Though it may have been inevitable, the death of the London anime club will mark the end of an era for a great many people, not least of all those hardy souls who have spent nearly 15 years of their lives working behind the scenes, organising and planning their club, all for the love for anime. What does this portent? Is it a good thing, from a personal and social point of view, that people now have such an unprecedented amount of access to anime? Has the internet fragmented the anime community by destroying the purpose of anime clubs, or brought us closer together, with increasing convention attendances and busy online forums? Perhaps only the future holds the answer. That the anime industry is in an almost constant state of flux means that nothing is for certain anymore; that something that may seem pointless today might suddenly become useful again tomorrow. Nothing is forever in the anime community.

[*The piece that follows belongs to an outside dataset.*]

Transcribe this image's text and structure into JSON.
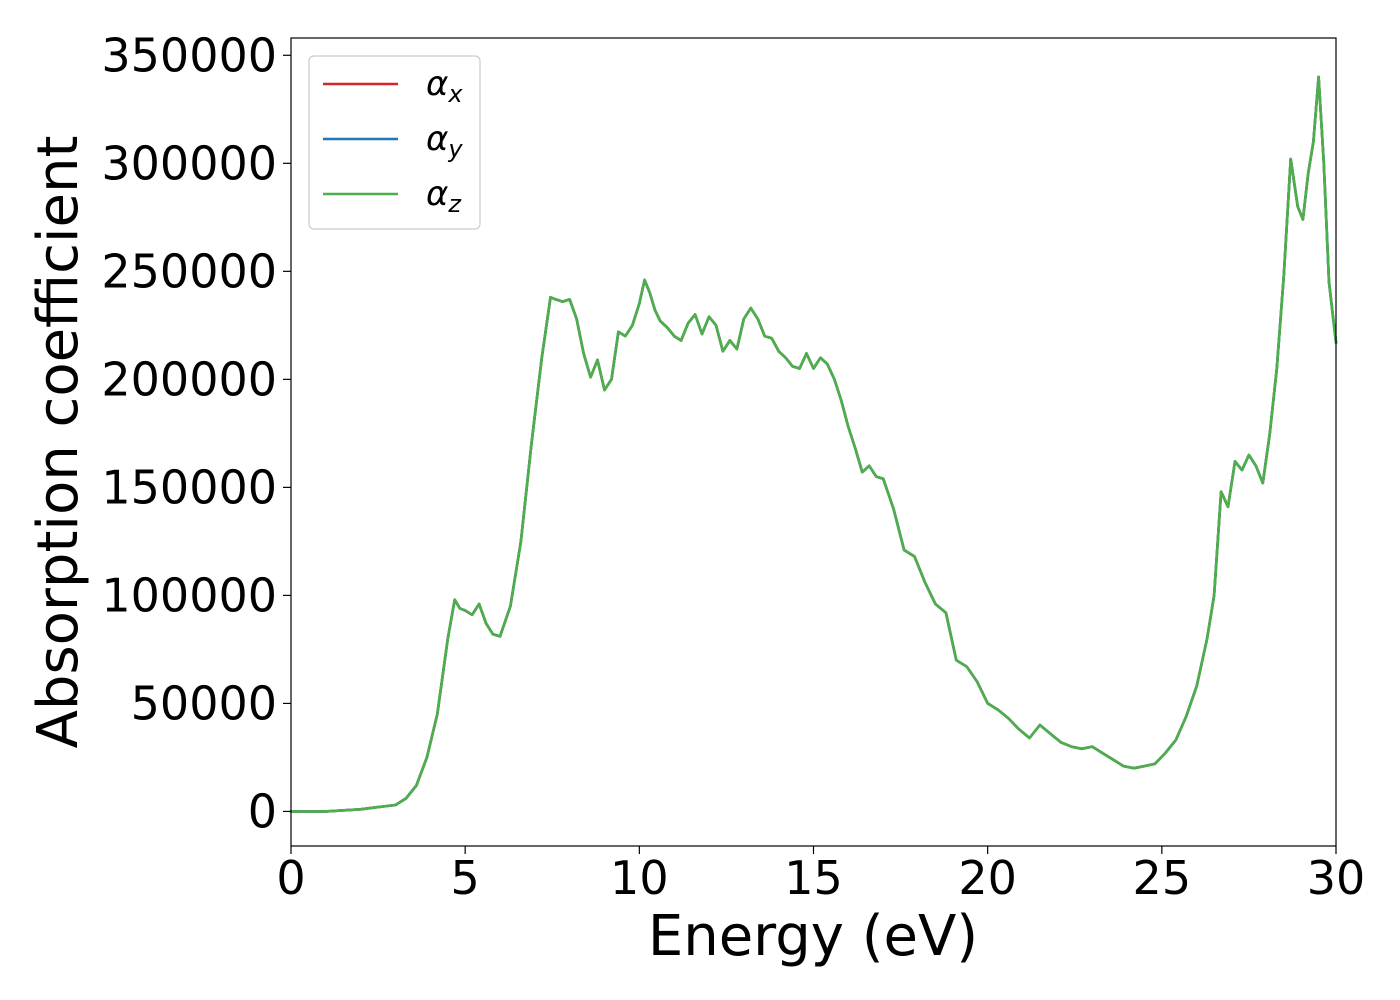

4 thoughts on “Death of the anime club

  1. I used to go to an anime club, until I’ve seen every episode of everything that they were showing besides dragonballz. They were showing nothing besides those popular but exteremely long shounen series which I wanted to avoid at all costs. They also had a policy to show only shows that were dubbed. Those reasons plus the fact that I wasn’t supposed to talk with me friends during screenings made me stop going.
    I think that an important reason for disliking such an environment is the fact that not everyone will like every show, and people like series on different levels. I’ve never really understood people who would watch something 10 times or wear cat ears because they think it’s cool. When you’re all excited about that new episode of magical index but no one in the room watches it and only want to talk about bleach, it just doesn’t feel right.

  2. While anime might the lure for people to attend an anime club, it usually isn’t the main impetus to keep them coming back. From my few experiences, this mostly came from the community that the club fostered. Since it was a college anime club, that community was easier to maintain than others, to be sure, but if you want to survive, that has to at least take more of a role than the series that you decide to show.

  3. I think it is indeed a real shame for the people who put so much time and energy into the frequent sessions of organising and maintaining that a club requires but I really believe that the internet put an end to it.

    It’s like comparing pubs and bars with house parties: cheaper drink in supermarkets, compared with how much more expensive it is to go out, have led to people staying in. It’s convenient, it saves money; just like the way in which online shopping and supermarkets have allegedly killed off town centre commerce.

    You do however miss the atmosphere and social side of things; if people miss this enough, your average pub – or anime club – will continue to offer what the convenient alternatives cannot. I find it interesting that people I know from anime-orientated internet forums do actually meet up IRL; we discuss things online for the most part but every now and then we save up some cash and meet up for a meal, cinema screening or shopping trip. It’s different from the anime clubs that existed a decade ago but we’re still a group of friends who met through a common interest.

    Maybe the internet did kill the anime club, but unless we’re a nation of hikikomori I’d like to think that the clubs, or at the very least the community spirit they represent, are merely evolving to keep with the changing times.